EDIT: I have noticed it later, sorry for that. But the time derivative of the $V$ in this answer is not negative definite, it is negative semi-definite (i.e. zero also on coordinate axes) and in fact when I plot the phase plot of the system, not all the initial points converge to origin. So the claim in the question is wrong, not all the initial conditions except the ones on coordinate axes converge to origin.

We define a function on $(x,y)$ plane $V(x,y) = x^2+y^2$. This function has positive value everywhere in $(x,y)$ plane except at the origin $(x,y)=(0,0)$, where it is zero. Then we find the time derivative of $V$:

$\frac{dV}{dt} = \frac{\partial V}{\partial x} \frac{dx}{dt} + \frac{\partial V}{\partial y} \frac{dy}{dt} = 2x(-2xy^4) + 2y(-4x^2y^3) = -4x^2y^4 -8x^2y^4$

which is negative everywhere on the (x,y) plane except at the origin and on the coordinate axes(x=0 or y=0) where it is zero.

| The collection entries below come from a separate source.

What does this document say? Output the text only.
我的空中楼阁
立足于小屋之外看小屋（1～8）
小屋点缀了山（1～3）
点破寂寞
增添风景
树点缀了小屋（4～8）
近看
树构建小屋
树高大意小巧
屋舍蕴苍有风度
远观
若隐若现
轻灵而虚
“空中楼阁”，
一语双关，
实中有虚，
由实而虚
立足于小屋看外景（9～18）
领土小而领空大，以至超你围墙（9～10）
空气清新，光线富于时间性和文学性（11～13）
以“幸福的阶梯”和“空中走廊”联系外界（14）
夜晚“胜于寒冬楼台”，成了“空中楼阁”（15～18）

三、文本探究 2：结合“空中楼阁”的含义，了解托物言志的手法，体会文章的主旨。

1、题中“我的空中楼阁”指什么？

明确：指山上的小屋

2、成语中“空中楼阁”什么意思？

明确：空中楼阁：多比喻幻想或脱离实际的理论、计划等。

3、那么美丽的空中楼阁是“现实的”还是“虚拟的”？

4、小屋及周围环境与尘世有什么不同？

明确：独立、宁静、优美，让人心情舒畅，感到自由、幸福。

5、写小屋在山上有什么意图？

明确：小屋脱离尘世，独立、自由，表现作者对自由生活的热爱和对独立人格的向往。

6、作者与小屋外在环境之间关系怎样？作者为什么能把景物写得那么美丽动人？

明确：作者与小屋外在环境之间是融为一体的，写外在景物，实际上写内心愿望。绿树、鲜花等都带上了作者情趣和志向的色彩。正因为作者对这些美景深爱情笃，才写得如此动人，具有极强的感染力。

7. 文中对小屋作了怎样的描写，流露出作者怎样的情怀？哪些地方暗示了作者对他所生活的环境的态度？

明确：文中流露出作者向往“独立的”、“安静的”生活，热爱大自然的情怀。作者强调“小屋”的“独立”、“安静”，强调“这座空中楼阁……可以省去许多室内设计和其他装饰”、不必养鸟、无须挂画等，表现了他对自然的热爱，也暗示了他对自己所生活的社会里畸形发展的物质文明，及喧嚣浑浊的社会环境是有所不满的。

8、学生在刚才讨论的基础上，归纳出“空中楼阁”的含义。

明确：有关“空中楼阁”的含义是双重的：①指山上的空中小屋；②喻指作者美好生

Now, $V$ is positive everywhere except at origin and it's time derivative is negative everywhere except at the coordinate axes and the origin meaning it will decrease all the time if it is not at the origin. Therefore whichever $(x_0,y_0)$ you choose which is not on the coordinate axes (x or y or both are zero), $V$ is going to decrease towards origin as time goes to infinity and the corresponding $(x,y)$ pair will converge to origin.

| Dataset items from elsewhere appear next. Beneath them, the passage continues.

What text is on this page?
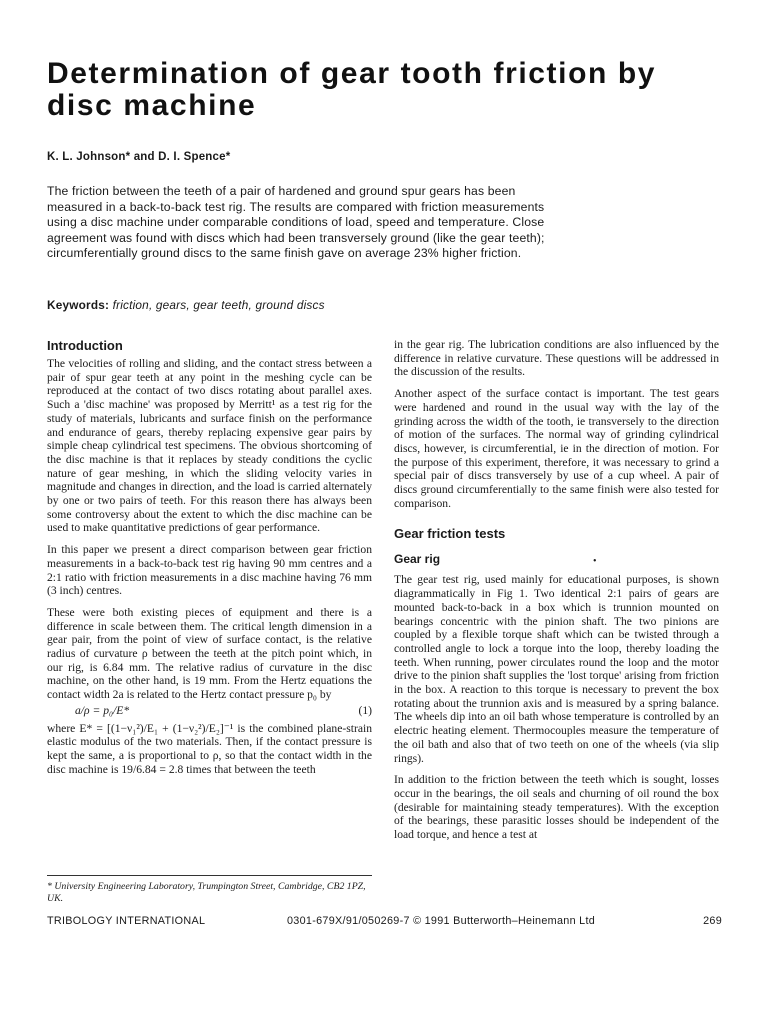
Determination of gear tooth friction by disc machine

K. L. Johnson* and D. I. Spence*

The friction between the teeth of a pair of hardened and ground spur gears has been measured in a back-to-back test rig. The results are compared with friction measurements using a disc machine under comparable conditions of load, speed and temperature. Close agreement was found with discs which had been transversely ground (like the gear teeth); circumferentially ground discs to the same finish gave on average 23% higher friction.

Keywords: friction, gears, gear teeth, ground discs

Introduction

The velocities of rolling and sliding, and the contact stress between a pair of spur gear teeth at any point in the meshing cycle can be reproduced at the contact of two discs rotating about parallel axes. Such a 'disc machine' was proposed by Merritt¹ as a test rig for the study of materials, lubricants and surface finish on the performance and endurance of gears, thereby replacing expensive gear pairs by simple cheap cylindrical test specimens. The obvious shortcoming of the disc machine is that it replaces by steady conditions the cyclic nature of gear meshing, in which the sliding velocity varies in magnitude and changes in direction, and the load is carried alternately by one or two pairs of teeth. For this reason there has always been some controversy about the extent to which the disc machine can be used to make quantitative predictions of gear performance.

In this paper we present a direct comparison between gear friction measurements in a back-to-back test rig having 90 mm centres and a 2:1 ratio with friction measurements in a disc machine having 76 mm (3 inch) centres.

These were both existing pieces of equipment and there is a difference in scale between them. The critical length dimension in a gear pair, from the point of view of surface contact, is the relative radius of curvature ρ between the teeth at the pitch point which, in our rig, is 6.84 mm. The relative radius of curvature in the disc machine, on the other hand, is 19 mm. From the Hertz equations the contact width 2a is related to the Hertz contact pressure p₀ by

a/ρ = p₀/E*	(1)

where E* = [(1−ν₁²)/E₁ + (1−ν₂²)/E₂]⁻¹ is the combined plane-strain elastic modulus of the two materials. Then, if the contact pressure is kept the same, a is proportional to ρ, so that the contact width in the disc machine is 19/6.84 = 2.8 times that between the teeth

in the gear rig. The lubrication conditions are also influenced by the difference in relative curvature. These questions will be addressed in the discussion of the results.

Another aspect of the surface contact is important. The test gears were hardened and round in the usual way with the lay of the grinding across the width of the tooth, ie transversely to the direction of motion of the surfaces. The normal way of grinding cylindrical discs, however, is circumferential, ie in the direction of motion. For the purpose of this experiment, therefore, it was necessary to grind a special pair of discs transversely by use of a cup wheel. A pair of discs ground circumferentially to the same finish were also tested for comparison.

Gear friction tests
Gear rig

The gear test rig, used mainly for educational purposes, is shown diagrammatically in Fig 1. Two identical 2:1 pairs of gears are mounted back-to-back in a box which is trunnion mounted on bearings concentric with the pinion shaft. The two pinions are coupled by a flexible torque shaft which can be twisted through a controlled angle to lock a torque into the loop, thereby loading the teeth. When running, power circulates round the loop and the motor drive to the pinion shaft supplies the 'lost torque' arising from friction in the box. A reaction to this torque is necessary to prevent the box rotating about the trunnion axis and is measured by a spring balance. The wheels dip into an oil bath whose temperature is controlled by an electric heating element. Thermocouples measure the temperature of the oil bath and also that of two teeth on one of the wheels (via slip rings).

In addition to the friction between the teeth which is sought, losses occur in the bearings, the oil seals and churning of oil round the box (desirable for maintaining steady temperatures). With the exception of the bearings, these parasitic losses should be independent of the load torque, and hence a test at

•

* University Engineering Laboratory, Trumpington Street, Cambridge, CB2 1PZ, UK.

TRIBOLOGY INTERNATIONAL	0301-679X/91/050269-7 © 1991 Butterworth–Heinemann Ltd	269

To analyze the case when $x=0$ or $y=0$, note that in that case both derivative of $x$ and $y$ are both zero, and so it will remain there forever.

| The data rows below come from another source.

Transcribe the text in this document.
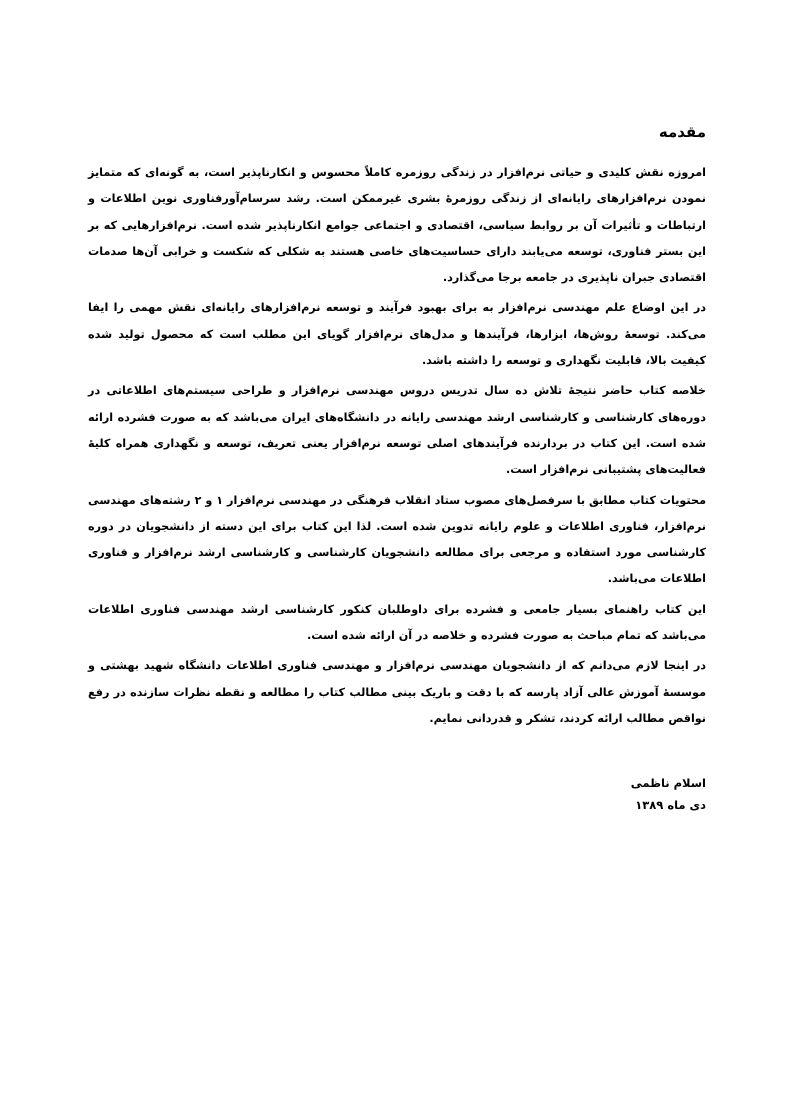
مقدمه

امروزه نقش کلیدی و حیاتی نرم‌افزار در زندگی روزمره کاملاً محسوس و انکارناپذیر است، به گونه‌ای که متمایز نمودن نرم‌افزارهای رایانه‌ای از زندگی روزمرهٔ بشری غیرممکن است. رشد سرسام‌آورفناوری نوین اطلاعات و ارتباطات و تأثیرات آن بر روابط سیاسی، اقتصادی و اجتماعی جوامع انکارناپذیر شده است. نرم‌افزارهایی که بر این بستر فناوری، توسعه می‌یابند دارای حساسیت‌های خاصی هستند به شکلی که شکست و خرابی آن‌ها صدمات اقتصادی جبران ناپذیری در جامعه برجا می‌گذارد.

در این اوضاع علم مهندسی نرم‌افزار به برای بهبود فرآیند و توسعه نرم‌افزارهای رایانه‌ای نقش مهمی را ایفا می‌کند. توسعهٔ روش‌ها، ابزارها، فرآیندها و مدل‌های نرم‌افزار گویای این مطلب است که محصول تولید شده کیفیت بالا، قابلیت نگهداری و توسعه را داشته باشد.

خلاصه کتاب حاضر نتیجهٔ تلاش ده سال تدریس دروس مهندسی نرم‌افزار و طراحی سیستم‌های اطلاعاتی در دوره‌های کارشناسی و کارشناسی ارشد مهندسی رایانه در دانشگاه‌های ایران می‌باشد که به صورت فشرده ارائه شده است. این کتاب در بردارنده فرآیندهای اصلی توسعه نرم‌افزار یعنی تعریف، توسعه و نگهداری همراه کلیهٔ فعالیت‌های پشتیبانی نرم‌افزار است.

محتویات کتاب مطابق با سرفصل‌های مصوب ستاد انقلاب فرهنگی در مهندسی نرم‌افزار ۱ و ۲ رشته‌های مهندسی نرم‌افزار، فناوری اطلاعات و علوم رایانه تدوین شده است. لذا این کتاب برای این دسته از دانشجویان در دوره کارشناسی مورد استفاده و مرجعی برای مطالعه دانشجویان کارشناسی و کارشناسی ارشد نرم‌افزار و فناوری اطلاعات می‌باشد.

این کتاب راهنمای بسیار جامعی و فشرده برای داوطلبان کنکور کارشناسی ارشد مهندسی فناوری اطلاعات می‌باشد که تمام مباحث به صورت فشرده و خلاصه در آن ارائه شده است.

در اینجا لازم می‌دانم که از دانشجویان مهندسی نرم‌افزار و مهندسی فناوری اطلاعات دانشگاه شهید بهشتی و موسسهٔ آموزش عالی آزاد پارسه که با دقت و باریک بینی مطالب کتاب را مطالعه و نقطه نظرات سازنده در رفع نواقص مطالب ارائه کردند، تشکر و قدردانی نمایم.

اسلام ناظمی
دی ماه ۱۳۸۹
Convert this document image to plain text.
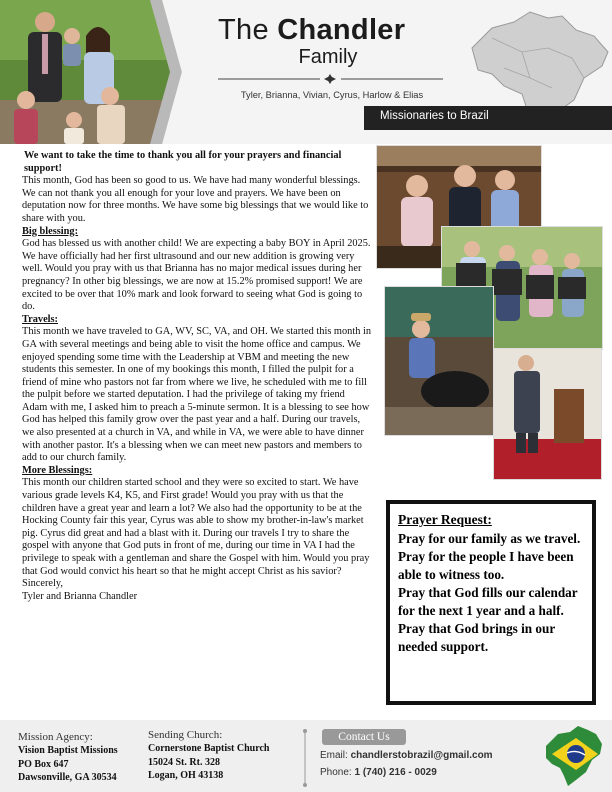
The Chandler
Family
Tyler, Brianna, Vivian, Cyrus, Harlow & Elias
Missionaries to Brazil

We want to take the time to thank you all for your prayers and financial support!

This month, God has been so good to us. We have had many wonderful blessings. We can not thank you all enough for your love and prayers. We have been on deputation now for three months. We have some big blessings that we would like to share with you.

Big blessing:

God has blessed us with another child! We are expecting a baby BOY in April 2025. We have officially had her first ultrasound and our new addition is growing very well. Would you pray with us that Brianna has no major medical issues during her pregnancy? In other big blessings, we are now at 15.2% promised support! We are excited to be over that 10% mark and look forward to seeing what God is going to do.

Travels:

This month we have traveled to GA, WV, SC, VA, and OH. We started this month in GA with several meetings and being able to visit the home office and campus. We enjoyed spending some time with the Leadership at VBM and meeting the new students this semester. In one of my bookings this month, I filled the pulpit for a friend of mine who pastors not far from where we live, he scheduled with me to fill the pulpit before we started deputation. I had the privilege of taking my friend Adam with me, I asked him to preach a 5-minute sermon. It is a blessing to see how God has helped this family grow over the past year and a half. During our travels, we also presented at a church in VA, and while in VA, we were able to have dinner with another pastor. It's a blessing when we can meet new pastors and members to add to our church family.

More Blessings:

This month our children started school and they were so excited to start. We have various grade levels K4, K5, and First grade! Would you pray with us that the children have a great year and learn a lot? We also had the opportunity to be at the Hocking County fair this year, Cyrus was able to show my brother-in-law's market pig. Cyrus did great and had a blast with it. During our travels I try to share the gospel with anyone that God puts in front of me, during our time in VA I had the privilege to speak with a gentleman and share the Gospel with him. Would you pray that God would convict his heart so that he might accept Christ as his savior?

Sincerely,

Tyler and Brianna Chandler

Prayer Request:
Pray for our family as we travel.
Pray for the people I have been able to witness too.
Pray that God fills our calendar for the next 1 year and a half.
Pray that God brings in our needed support.
Mission Agency:
Vision Baptist Missions
PO Box 647
Dawsonville, GA 30534
Sending Church:
Cornerstone Baptist Church
15024 St. Rt. 328
Logan, OH 43138
Contact Us
Email: chandlerstobrazil@gmail.com
Phone: 1 (740) 216 - 0029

We can find a first integral $F(x, y)$ for the system by solving $\nabla F \cdot \nabla g = 0$. When $g = X(x) Y(y)$, a solution is $$F = \int \frac Y {Y'} dy - \int \frac X {X'} dx.$$ Now since $y^2 - 2 x^2$ is a first integral, a trajectory that doesn't start on the lines $y^2 - 2x^2 = 0$ cannot converge to the origin.